Three Design students in Pasifika fashion finals
Tuesday, September 9, 2008
Culturally-inspired
creativity puts three Design students in Pasifika fashion
finals
Colourful creative garments with a difference have
netted high honours for three students who were finalists at
Westfield Style Pasifika fashion awards show in Auckland on
Friday.
Stephanie Schilderink made the finals of the Asia Pasifika section with a dress (pictured, right) made of organza and bamboo, inspired by her Filipino heritage.
Miss Schilderink, originally from Waihi, is in her third year of a Bachelor of Design, majoring in fashion design at the Wellington campus. This was her first major competition entry.
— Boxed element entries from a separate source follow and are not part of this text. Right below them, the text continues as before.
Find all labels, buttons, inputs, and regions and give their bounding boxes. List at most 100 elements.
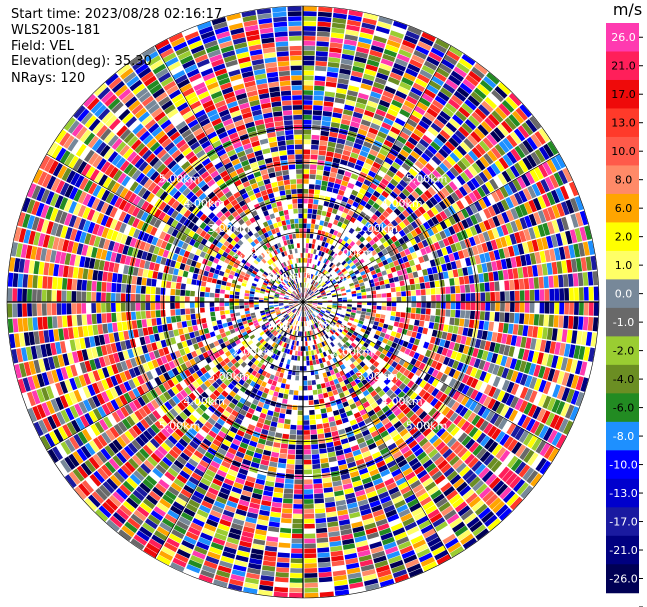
velocity-gate: [414, 160, 425, 170]
velocity-gate: [279, 413, 286, 419]
velocity-gate: [447, 542, 462, 553]
velocity-gate: [64, 474, 77, 488]
velocity-gate: [50, 193, 60, 207]
velocity-gate: [185, 480, 197, 490]
velocity-gate: [145, 294, 151, 302]
velocity-gate: [482, 490, 495, 503]
velocity-gate: [137, 375, 145, 385]
velocity-gate: [373, 35, 387, 44]
velocity-gate: [420, 314, 426, 321]
velocity-gate: [232, 386, 240, 394]
velocity-gate: [333, 8, 348, 15]
velocity-gate: [398, 229, 406, 237]
velocity-gate: [175, 289, 181, 296]
velocity-gate: [394, 573, 409, 583]
velocity-gate: [316, 36, 330, 42]
velocity-gate: [408, 259, 415, 267]
velocity-gate: [333, 317, 338, 322]
velocity-gate: [168, 398, 177, 408]
velocity-gate: [293, 314, 297, 320]
velocity-gate: [305, 311, 307, 317]
velocity-gate: [333, 440, 342, 447]
velocity-gate: [406, 118, 418, 128]
velocity-gate: [321, 292, 326, 295]
velocity-gate: [326, 237, 331, 244]
velocity-gate: [27, 274, 33, 288]
velocity-gate: [249, 291, 255, 295]
velocity-gate: [28, 360, 37, 375]
velocity-gate: [274, 307, 280, 310]
velocity-gate: [329, 329, 335, 335]
velocity-gate: [532, 225, 541, 239]
velocity-gate: [126, 415, 136, 427]
velocity-gate: [317, 204, 323, 211]
velocity-gate: [192, 518, 205, 527]
velocity-gate: [471, 460, 483, 472]
velocity-gate: [149, 490, 161, 502]
velocity-gate: [418, 362, 426, 371]
velocity-gate: [319, 312, 324, 317]
velocity-gate: [186, 564, 201, 574]
velocity-gate: [132, 217, 140, 228]
velocity-gate: [341, 154, 350, 161]
velocity-gate: [118, 211, 127, 222]
velocity-gate: [320, 291, 326, 294]
velocity-gate: [343, 328, 349, 334]
velocity-gate: [219, 302, 225, 307]
velocity-gate: [142, 522, 156, 534]
velocity-gate: [521, 416, 532, 429]
velocity-gate: [305, 258, 308, 263]
velocity-gate: [247, 407, 255, 415]
velocity-gate: [330, 251, 335, 257]
velocity-gate: [342, 483, 353, 490]
velocity-gate: [476, 83, 490, 96]
velocity-gate: [547, 141, 559, 156]
velocity-gate: [91, 292, 96, 302]
velocity-gate: [116, 283, 122, 293]
velocity-gate: [303, 174, 309, 179]
velocity-gate: [254, 297, 259, 300]
velocity-gate: [245, 516, 257, 524]
velocity-gate: [505, 196, 514, 209]
velocity-gate: [442, 83, 456, 94]
velocity-gate: [226, 375, 234, 383]
velocity-gate: [278, 542, 291, 548]
velocity-gate: [81, 303, 87, 314]
velocity-gate: [181, 242, 189, 250]
velocity-gate: [492, 215, 501, 227]
velocity-gate: [195, 419, 204, 429]
velocity-gate: [111, 182, 121, 194]
velocity-gate: [347, 14, 362, 22]
velocity-gate: [362, 302, 367, 305]
velocity-gate: [429, 513, 443, 524]
velocity-gate: [244, 521, 256, 529]
velocity-gate: [330, 545, 343, 552]
velocity-gate: [450, 440, 461, 451]
velocity-gate: [33, 261, 40, 275]
velocity-gate: [523, 432, 534, 446]
velocity-gate: [371, 504, 383, 513]
velocity-gate: [291, 548, 303, 554]
velocity-gate: [396, 296, 402, 302]
velocity-gate: [354, 377, 361, 385]
velocity-gate: [502, 137, 514, 151]
velocity-gate: [269, 426, 277, 432]
velocity-gate: [478, 359, 486, 370]
velocity-gate: [199, 375, 208, 383]
velocity-gate: [229, 426, 238, 434]
velocity-gate: [244, 480, 255, 488]
velocity-gate: [55, 382, 64, 396]
velocity-gate: [213, 257, 220, 264]
velocity-gate: [235, 451, 245, 459]
velocity-gate: [245, 412, 253, 419]
velocity-gate: [28, 260, 35, 274]
velocity-gate: [72, 326, 79, 339]
velocity-gate: [324, 96, 335, 103]
velocity-gate: [310, 365, 314, 371]
velocity-gate: [175, 383, 184, 392]
velocity-gate: [331, 560, 345, 567]
velocity-gate: [70, 364, 78, 377]
velocity-gate: [469, 225, 478, 236]
velocity-gate: [303, 375, 308, 381]
velocity-gate: [112, 491, 125, 504]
“I’m half Filipino, half Dutch so I really looked
into the Filipino culture for this design," she says. "A lot
of people there have to stand on their own two feet from an
early age. Life’s tough and the people have to be tough,
just like the traditional Filipino huts.
"I based my design on the hut, using bamboo strips and light see-through copper organza to reflect communal living and the hut’s structure.”
All
three students who were finalists are taking a fashion
competition paper this year.
For her entry in the Traditionally Inspired section, Morgan Cotton of Wellington, took her cues from traditional Maori clothing. Her design (left) is three pieces – a bodice, piupiu (skirt), and cloak. Cut-out and stenciled lettering of Miss Cotton’s whakapapa make up the bodice and are printed on the cloak.
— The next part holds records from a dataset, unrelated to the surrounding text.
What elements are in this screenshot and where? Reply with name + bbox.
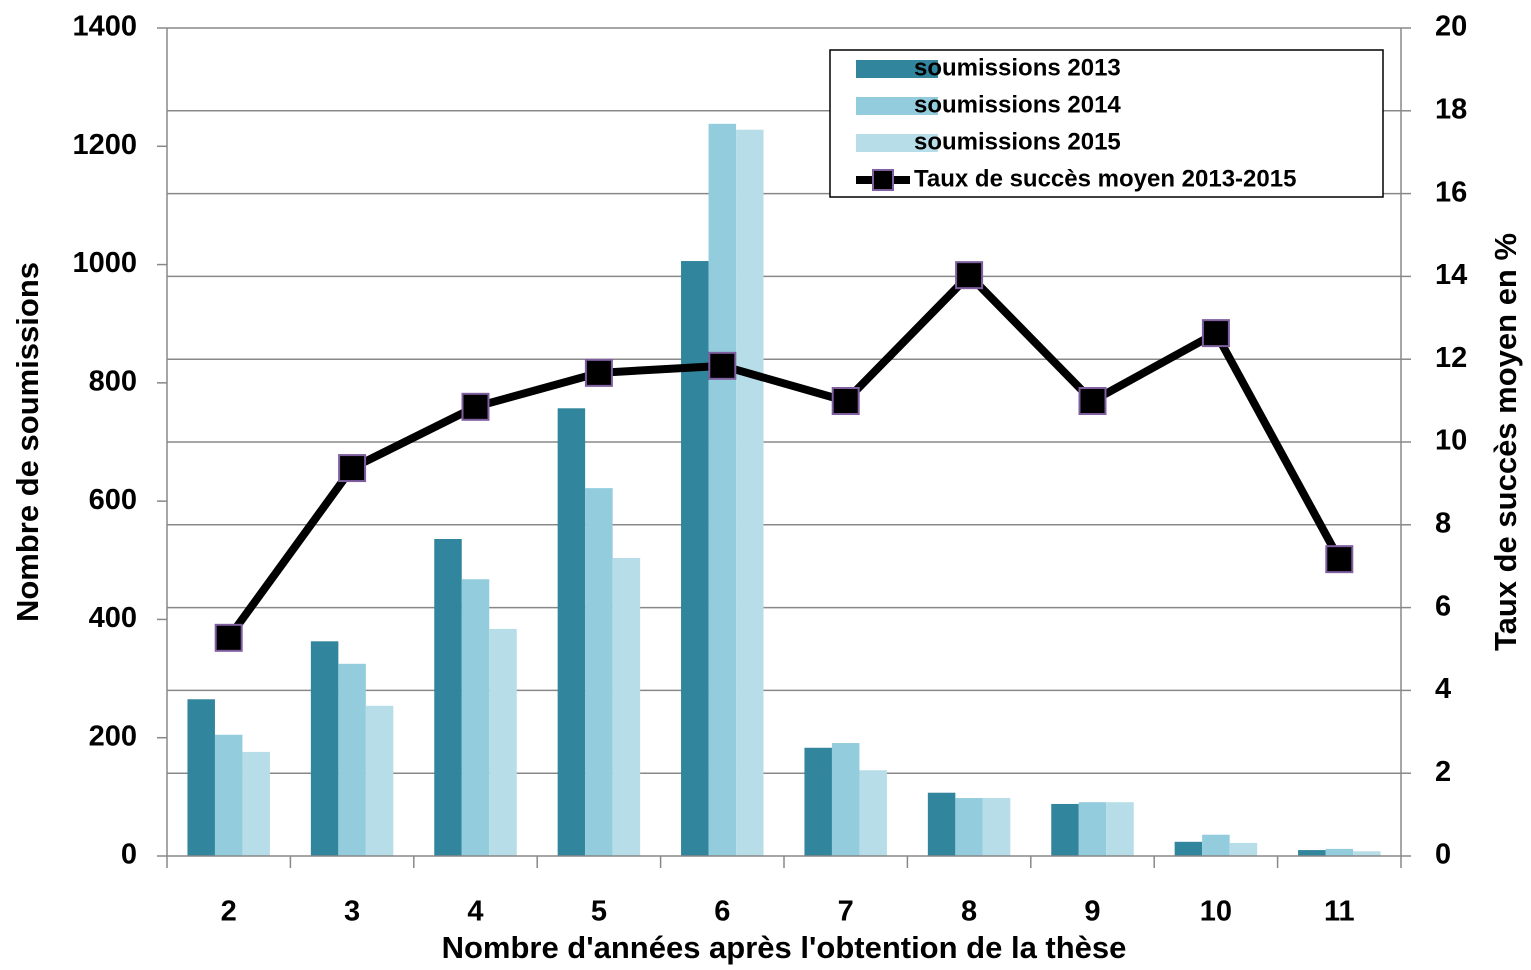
bar — [736, 129, 764, 856]
bar — [214, 734, 243, 856]
legend-label: soumissions 2015 — [914, 128, 1121, 155]
line — [225, 271, 1343, 641]
x-tick-label: 3 — [344, 896, 360, 928]
x-tick-label: 4 — [467, 896, 483, 928]
y-tick-label: 600 — [89, 484, 137, 516]
bar — [708, 123, 737, 857]
legend-label: soumissions 2014 — [914, 91, 1121, 118]
bar — [831, 743, 860, 856]
y2-tick-label: 20 — [1435, 11, 1467, 43]
x-tick-label: 2 — [221, 896, 237, 928]
y2-tick-label: 18 — [1435, 93, 1467, 125]
y-tick-label: 1400 — [72, 11, 137, 43]
legend-label: Taux de succès moyen 2013-2015 — [914, 165, 1296, 192]
bar — [681, 261, 709, 857]
x-tick-label: 11 — [1324, 896, 1355, 928]
legend-swatch — [856, 97, 938, 115]
legend-swatch — [872, 169, 894, 191]
y2-tick-label: 12 — [1435, 342, 1467, 374]
y-tick-label: 1200 — [72, 129, 137, 161]
bar — [585, 488, 613, 856]
y-tick-label: 200 — [89, 720, 137, 752]
line-marker — [831, 387, 860, 416]
bar — [804, 747, 832, 856]
y-tick-label: 1000 — [72, 247, 137, 279]
legend-swatch — [856, 134, 938, 152]
y2-tick-label: 2 — [1435, 756, 1451, 788]
bar — [187, 699, 215, 856]
bar — [927, 792, 956, 856]
line-marker — [338, 454, 367, 483]
bar — [982, 798, 1011, 856]
bar — [1106, 802, 1134, 856]
line-marker — [708, 351, 737, 380]
legend-label: soumissions 2013 — [914, 54, 1121, 81]
bar — [365, 705, 394, 856]
line-marker — [1201, 319, 1230, 348]
bar — [1051, 803, 1079, 856]
x-tick-label: 10 — [1200, 896, 1232, 928]
bar — [1078, 802, 1107, 856]
x-tick-label: 7 — [838, 896, 854, 928]
line-marker — [1078, 387, 1107, 416]
y-axis-title: Nombre de soumissions — [10, 262, 45, 622]
x-axis-title: Nombre d'années après l'obtention de la … — [442, 930, 1127, 965]
y2-tick-label: 14 — [1435, 259, 1467, 291]
x-tick-label: 5 — [591, 896, 607, 928]
line-marker — [214, 623, 243, 652]
y-tick-label: 800 — [89, 366, 137, 398]
y2-tick-label: 8 — [1435, 507, 1451, 539]
y-tick-label: 400 — [89, 602, 137, 634]
bar — [310, 641, 339, 856]
bar — [1325, 848, 1354, 856]
bar — [242, 751, 270, 856]
line-marker — [584, 358, 613, 387]
y2-axis-title: Taux de succès moyen en % — [1488, 233, 1523, 651]
bar — [955, 798, 983, 856]
y2-tick-label: 4 — [1435, 673, 1451, 705]
x-tick-label: 9 — [1084, 896, 1100, 928]
bar — [489, 628, 517, 856]
bar — [1229, 842, 1258, 856]
bar — [434, 538, 462, 856]
bar — [557, 408, 586, 856]
y-tick-label: 0 — [121, 839, 137, 871]
bar — [1298, 850, 1326, 856]
y2-tick-label: 0 — [1435, 839, 1451, 871]
y2-tick-label: 10 — [1435, 425, 1467, 457]
bar — [338, 663, 366, 856]
x-tick-label: 8 — [961, 896, 977, 928]
bar — [1202, 834, 1230, 856]
y2-tick-label: 6 — [1435, 590, 1451, 622]
bar — [859, 770, 887, 856]
line-marker — [955, 261, 984, 290]
legend-swatch — [856, 60, 938, 78]
bar — [1353, 851, 1381, 856]
bar — [1174, 841, 1203, 856]
x-tick-label: 6 — [714, 896, 730, 928]
bar — [461, 579, 490, 856]
bar — [612, 557, 641, 856]
y2-tick-label: 16 — [1435, 176, 1467, 208]
line-marker — [461, 392, 490, 421]
line-marker — [1325, 545, 1354, 574]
She says her first major competition entry was “time-consuming but worth it”, having spent “hours and hours” threading red tubing for the piupiu.
Philippa Lake, also a third-year Bachelor of Design student from Wellington, was a finalist in the Urban Pasifika Street Wear category with a black and white geometric dress (right) she made during a holiday break.
“When it was finished, mum said it looked like a Pasifika tattoo so I entered at the last minute.”